METHODS: A group of clinicians with expertise in process and quality improvement created a protocolised analytic plan for rapid response event review, piloted and then iteratively optimised a systematic process which was applied to all subsequent cases to be reviewed.
RESULTS: Hospitalist reviewers were recruited and trained in a methodical approach. Each reviewer performed a chart review to summarise RRT events, and collect specific variables for each case (coding). Coding was then reviewed for concordance, at monthly interdisciplinary group meetings and \'Action Items\' were identified and considered for implementation. In any 12-month period starting in 2021, approximately 12-15 distinct cases per month were reviewed and coded, offering ample opportunities to identify trends and patterns.
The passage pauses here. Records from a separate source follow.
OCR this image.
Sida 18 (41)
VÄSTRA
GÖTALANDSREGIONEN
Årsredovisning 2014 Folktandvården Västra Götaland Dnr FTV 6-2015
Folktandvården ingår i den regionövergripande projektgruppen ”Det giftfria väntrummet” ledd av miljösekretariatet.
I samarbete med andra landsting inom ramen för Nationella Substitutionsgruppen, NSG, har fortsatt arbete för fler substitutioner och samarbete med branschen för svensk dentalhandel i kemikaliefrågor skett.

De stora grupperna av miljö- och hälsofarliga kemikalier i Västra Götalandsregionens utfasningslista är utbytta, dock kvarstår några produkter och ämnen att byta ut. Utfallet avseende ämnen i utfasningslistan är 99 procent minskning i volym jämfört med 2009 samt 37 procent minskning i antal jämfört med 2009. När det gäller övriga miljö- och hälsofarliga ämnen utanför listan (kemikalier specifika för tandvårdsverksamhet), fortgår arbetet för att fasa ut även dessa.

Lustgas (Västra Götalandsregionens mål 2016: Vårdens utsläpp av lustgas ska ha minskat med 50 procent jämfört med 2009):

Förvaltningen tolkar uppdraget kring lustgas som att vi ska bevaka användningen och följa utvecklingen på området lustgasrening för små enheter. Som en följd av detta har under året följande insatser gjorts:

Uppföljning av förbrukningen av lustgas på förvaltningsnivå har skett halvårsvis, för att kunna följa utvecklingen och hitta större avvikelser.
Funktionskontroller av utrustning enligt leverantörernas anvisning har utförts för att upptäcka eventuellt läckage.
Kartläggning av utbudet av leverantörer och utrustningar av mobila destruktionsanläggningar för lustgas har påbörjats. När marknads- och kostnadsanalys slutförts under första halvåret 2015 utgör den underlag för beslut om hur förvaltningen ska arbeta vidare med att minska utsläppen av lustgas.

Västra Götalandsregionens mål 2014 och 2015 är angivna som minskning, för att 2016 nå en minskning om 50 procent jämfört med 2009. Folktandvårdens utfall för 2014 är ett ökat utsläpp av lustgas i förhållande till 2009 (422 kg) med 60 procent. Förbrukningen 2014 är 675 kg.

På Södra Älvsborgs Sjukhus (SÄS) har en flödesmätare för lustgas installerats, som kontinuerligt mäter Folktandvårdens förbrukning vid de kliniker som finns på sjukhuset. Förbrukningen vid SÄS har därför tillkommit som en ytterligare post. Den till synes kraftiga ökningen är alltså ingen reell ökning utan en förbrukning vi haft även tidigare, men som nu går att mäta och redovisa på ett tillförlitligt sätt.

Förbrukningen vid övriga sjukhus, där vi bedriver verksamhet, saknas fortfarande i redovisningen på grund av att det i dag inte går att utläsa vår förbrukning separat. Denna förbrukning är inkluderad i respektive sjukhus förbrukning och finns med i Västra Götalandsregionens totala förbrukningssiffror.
CONCLUSIONS: We have developed an innovative process for ongoing review of RRT-Code events. The review process is easy to implement and has allowed for the timely identification of high value improvement opportunities.
方法:一组在流程和质量改进方面具有专业知识的临床医生为快速响应事件审查制定了一个规范的分析计划,试点,然后迭代优化一个系统的过程,应用于所有后续案例进行审查。
结果:以有条理的方法招募和培训医院评审员。每个审阅者都进行了图表审阅以总结RRT事件,并为每个案例收集特定的变量(编码)。然后对编码进行了一致性审查,在每月的跨学科小组会议和“行动项目”中,确定并考虑实施。从2021年开始的任何12个月期间,每月大约有12-15个不同的病例进行审查和编码,提供充足的机会来识别趋势和模式。
结论:我们开发了一种创新流程,用于持续审查RRT-Code事件。审查过程易于实施,并且可以及时识别高价值的改进机会。